Malgré les parallèles entre les retraits de Saïgon et de Kaboul, il existe une différence majeure : un nouveau contexte mondial est en place et cette fois-ci, l’hégémonie américaine ne survivra pas
Le président américain Joe Biden fait le point sur la situation en Afghanistan, le 22 août 2021 (AFP)
Le président américain Joe Biden fait le point sur la situation en Afghanistan, le 22 août 2021 (AFP)

« Le Vietnam est un cas à part, que ce soit sur le plan culturel, historique ou politique.
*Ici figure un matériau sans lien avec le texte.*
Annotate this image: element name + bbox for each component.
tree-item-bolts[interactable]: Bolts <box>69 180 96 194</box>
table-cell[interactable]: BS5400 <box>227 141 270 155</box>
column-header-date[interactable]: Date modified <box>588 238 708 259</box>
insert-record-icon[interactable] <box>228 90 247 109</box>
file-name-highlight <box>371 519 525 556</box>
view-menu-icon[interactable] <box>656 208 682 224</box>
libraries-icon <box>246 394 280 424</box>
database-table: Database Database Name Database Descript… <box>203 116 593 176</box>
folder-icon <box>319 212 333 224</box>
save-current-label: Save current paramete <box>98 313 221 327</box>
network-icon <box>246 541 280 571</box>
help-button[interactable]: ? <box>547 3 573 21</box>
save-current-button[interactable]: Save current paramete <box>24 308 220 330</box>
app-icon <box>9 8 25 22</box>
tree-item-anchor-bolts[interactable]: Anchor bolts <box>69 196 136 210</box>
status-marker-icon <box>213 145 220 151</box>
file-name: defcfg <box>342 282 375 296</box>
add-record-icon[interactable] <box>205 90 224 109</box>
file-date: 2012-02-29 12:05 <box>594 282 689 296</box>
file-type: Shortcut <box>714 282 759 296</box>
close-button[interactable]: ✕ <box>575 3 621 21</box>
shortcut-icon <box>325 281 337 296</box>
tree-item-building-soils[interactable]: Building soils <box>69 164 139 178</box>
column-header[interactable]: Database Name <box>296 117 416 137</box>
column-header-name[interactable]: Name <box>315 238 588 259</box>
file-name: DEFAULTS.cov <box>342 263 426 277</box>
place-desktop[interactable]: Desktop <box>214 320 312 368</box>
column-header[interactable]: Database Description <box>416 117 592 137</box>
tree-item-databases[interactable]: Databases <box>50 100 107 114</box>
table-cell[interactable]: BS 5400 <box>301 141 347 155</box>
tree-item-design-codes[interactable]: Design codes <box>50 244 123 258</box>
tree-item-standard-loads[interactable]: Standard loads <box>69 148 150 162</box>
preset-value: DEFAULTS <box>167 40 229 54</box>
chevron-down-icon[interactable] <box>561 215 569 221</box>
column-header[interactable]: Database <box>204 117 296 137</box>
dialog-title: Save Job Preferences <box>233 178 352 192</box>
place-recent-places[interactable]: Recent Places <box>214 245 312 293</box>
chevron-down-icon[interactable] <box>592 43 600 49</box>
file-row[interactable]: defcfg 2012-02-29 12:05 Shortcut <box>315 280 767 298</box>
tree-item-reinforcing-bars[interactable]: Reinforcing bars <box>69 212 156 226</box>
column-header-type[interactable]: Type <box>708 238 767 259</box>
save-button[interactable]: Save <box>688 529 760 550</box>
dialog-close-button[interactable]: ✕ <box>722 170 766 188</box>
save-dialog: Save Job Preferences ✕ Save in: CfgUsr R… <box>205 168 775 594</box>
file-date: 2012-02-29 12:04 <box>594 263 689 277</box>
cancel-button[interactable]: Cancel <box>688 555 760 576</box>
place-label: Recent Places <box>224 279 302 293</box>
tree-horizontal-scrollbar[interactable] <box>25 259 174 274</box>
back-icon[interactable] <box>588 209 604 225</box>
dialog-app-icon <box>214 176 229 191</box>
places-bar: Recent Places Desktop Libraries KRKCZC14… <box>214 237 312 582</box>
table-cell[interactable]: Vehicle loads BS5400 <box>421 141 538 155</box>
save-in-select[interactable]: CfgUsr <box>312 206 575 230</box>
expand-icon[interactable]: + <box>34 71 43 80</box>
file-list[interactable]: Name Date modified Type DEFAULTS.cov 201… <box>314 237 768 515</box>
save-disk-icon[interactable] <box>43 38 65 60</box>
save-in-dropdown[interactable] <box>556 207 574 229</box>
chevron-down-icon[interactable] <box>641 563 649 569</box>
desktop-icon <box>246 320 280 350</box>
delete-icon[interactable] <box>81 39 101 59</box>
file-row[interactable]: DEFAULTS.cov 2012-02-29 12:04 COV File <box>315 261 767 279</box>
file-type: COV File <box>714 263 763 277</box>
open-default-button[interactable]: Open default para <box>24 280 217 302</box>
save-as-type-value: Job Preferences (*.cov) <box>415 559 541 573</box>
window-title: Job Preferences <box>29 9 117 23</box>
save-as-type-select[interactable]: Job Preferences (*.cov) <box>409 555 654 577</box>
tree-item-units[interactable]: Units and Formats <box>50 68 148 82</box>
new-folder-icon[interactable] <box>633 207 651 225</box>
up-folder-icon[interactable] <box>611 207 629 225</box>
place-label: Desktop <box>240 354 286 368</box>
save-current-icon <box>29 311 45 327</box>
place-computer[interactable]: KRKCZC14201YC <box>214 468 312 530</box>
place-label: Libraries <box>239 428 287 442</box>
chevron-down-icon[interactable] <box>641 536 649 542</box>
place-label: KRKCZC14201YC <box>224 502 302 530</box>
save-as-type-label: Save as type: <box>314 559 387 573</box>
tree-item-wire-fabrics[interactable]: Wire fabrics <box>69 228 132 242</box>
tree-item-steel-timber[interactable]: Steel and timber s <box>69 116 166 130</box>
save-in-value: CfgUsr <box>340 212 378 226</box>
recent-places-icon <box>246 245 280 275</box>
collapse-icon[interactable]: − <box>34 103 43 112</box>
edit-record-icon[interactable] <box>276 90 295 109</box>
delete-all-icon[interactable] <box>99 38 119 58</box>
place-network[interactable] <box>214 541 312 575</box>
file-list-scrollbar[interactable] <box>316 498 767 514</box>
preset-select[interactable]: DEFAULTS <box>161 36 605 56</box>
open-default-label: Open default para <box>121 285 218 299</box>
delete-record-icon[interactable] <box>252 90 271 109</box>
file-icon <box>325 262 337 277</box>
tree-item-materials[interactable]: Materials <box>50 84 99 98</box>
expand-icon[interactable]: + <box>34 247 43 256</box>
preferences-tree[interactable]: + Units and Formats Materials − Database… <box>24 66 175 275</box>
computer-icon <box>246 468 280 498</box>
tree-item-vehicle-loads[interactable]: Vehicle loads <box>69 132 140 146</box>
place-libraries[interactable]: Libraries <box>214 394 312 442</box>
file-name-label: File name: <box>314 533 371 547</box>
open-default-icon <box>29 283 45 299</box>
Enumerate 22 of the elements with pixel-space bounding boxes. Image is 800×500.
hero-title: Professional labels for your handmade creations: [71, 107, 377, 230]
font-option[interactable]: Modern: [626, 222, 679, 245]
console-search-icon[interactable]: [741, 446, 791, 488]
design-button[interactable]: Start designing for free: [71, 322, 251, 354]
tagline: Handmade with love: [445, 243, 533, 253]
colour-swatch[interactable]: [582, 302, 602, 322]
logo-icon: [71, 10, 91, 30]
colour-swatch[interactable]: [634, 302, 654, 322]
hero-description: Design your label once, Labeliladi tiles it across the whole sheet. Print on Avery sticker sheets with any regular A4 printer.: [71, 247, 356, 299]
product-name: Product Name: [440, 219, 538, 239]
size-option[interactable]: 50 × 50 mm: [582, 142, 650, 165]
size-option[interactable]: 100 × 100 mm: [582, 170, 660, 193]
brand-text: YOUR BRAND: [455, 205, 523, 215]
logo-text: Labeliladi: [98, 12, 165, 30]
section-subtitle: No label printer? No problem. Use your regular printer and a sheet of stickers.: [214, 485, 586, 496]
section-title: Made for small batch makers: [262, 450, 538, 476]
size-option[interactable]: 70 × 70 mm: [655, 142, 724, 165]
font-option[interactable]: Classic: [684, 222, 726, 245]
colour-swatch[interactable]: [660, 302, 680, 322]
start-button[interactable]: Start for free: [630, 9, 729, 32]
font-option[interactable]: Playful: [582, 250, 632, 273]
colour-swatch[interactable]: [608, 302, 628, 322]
J’espère que les États-Unis ne répéteront pas ailleurs les bévues qu’ils ont commises au Vietnam. »

C’est ce qu’écrivait en 1965 le regretté intellectuel pakistanais Eqbal Ahmad, l’un des grands gourous des questions liées au colonialisme, à l’hégémonie et à la résistance, dans son essai rédigé pour The Nation, intitulé « 1965-1975 : How to Tell the Rebels Have Won ».

Il y prodiguait des conseils objectifs aux planificateurs de Washington. Hélas, non seulement ces conseils n’ont pas été suivis, mais il est désormais absurde de qualifier leurs erreurs impériales en cascade de simples « bévues ».

Chaque nation a ses propres spécificités objectives et subjectives. Ce sont elles qui, en fin de compte, définissent et situent le pays dans le système mondial, sur le plan géostratégique.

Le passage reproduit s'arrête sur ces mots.